The year was 1994. California was in the midst of a recession, and scapegoating undocumented immigrants was way more popular and feasible for most politicians than finding real solutions to the state’s economic woes. Conservative governor Pete Wilson was up for re-election and was trailing miserably behind his Democratic opponent. It looked as if the governor was about to say adios to his position in Sacramento.
But alas, Wilson soon found solace and hope in one state assemblyman’s proposal. A Republican legislator introduced Proposition 187, also known as the Save Our State (SOS) initiative, which would deny K-12 education, health benefits, and all social and public services to undocumented immigrants. Prop. 187 also would have required state and local health care workers, teachers, and police to inform the INS of people they suspected to be undocumented. The premise being that if the undocumented were prohibited from using up resources and subsequently given the boot, California’s money problems would disappear and everything would be sunshine and rainbows again in the Golden State.
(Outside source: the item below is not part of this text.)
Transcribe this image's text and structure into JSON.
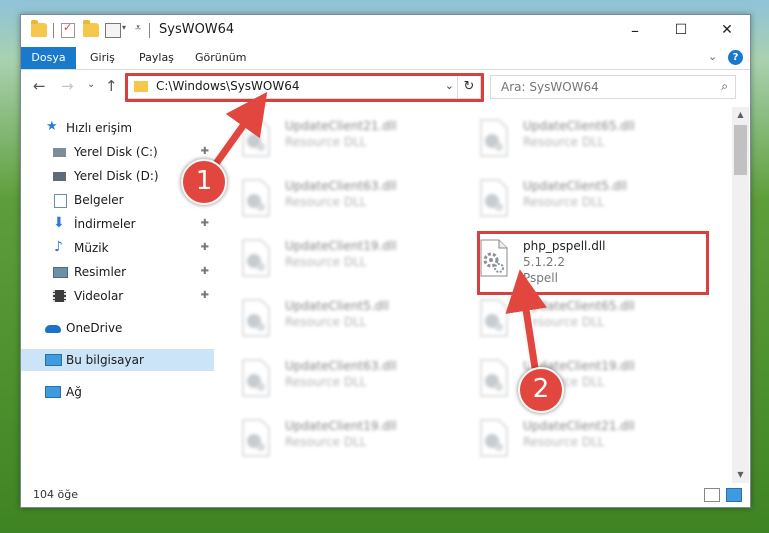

After acquiring enough signatures from California voters, Proposition 187 was put on the same November ballot as the governor’s re-election, setting the stage for one of the most divisive issues the state had seen since the resolution to actually split the state in 1965. Given the economic climate, the pervasive campaign commercials with the scary background music, and the convincing anti-immigrant rhetoric, the measure was passed by almost 60% of voters.
But within days after the elections, a judge in California issued a restraining order, preventing the state from enforcing parts of the proposition. In December of the same year, another judge issued an injunction against the proposition, and then three years later, on November 14, 1997 declared that “California is powerless to enact its own legislative scheme to regulate immigration. It is likewise powerless to enact its own legislative scheme to regulate alien access to public benefits.” In short, ruling the law unconstitutional.
Governor Wilson swore to his supporters that he would appeal the rulings and fight tooth and nail against the Feds to make sure that Prop. 187 would survive, ensuring that no undocumented second-grader learned how to read or do math and if they tried their teacher would be legally obligated to report them to la migra. But his time ran out, 187 languished in the courts, and in 1999 the new Governor of California Gray Davis dealt the final blow when his administration withdrew the appeal.
Fast forward to 2011. Similar stories, different locations. If voters in states such as Arizona, Alabama, or any of the others had learned from California’s debacle, they wouldn’t be wasting their time or money on legislation that is likely to fail and have negative effects on their communities. But most people don’t really learn from history, they just ignore it and force themselves to repeat it.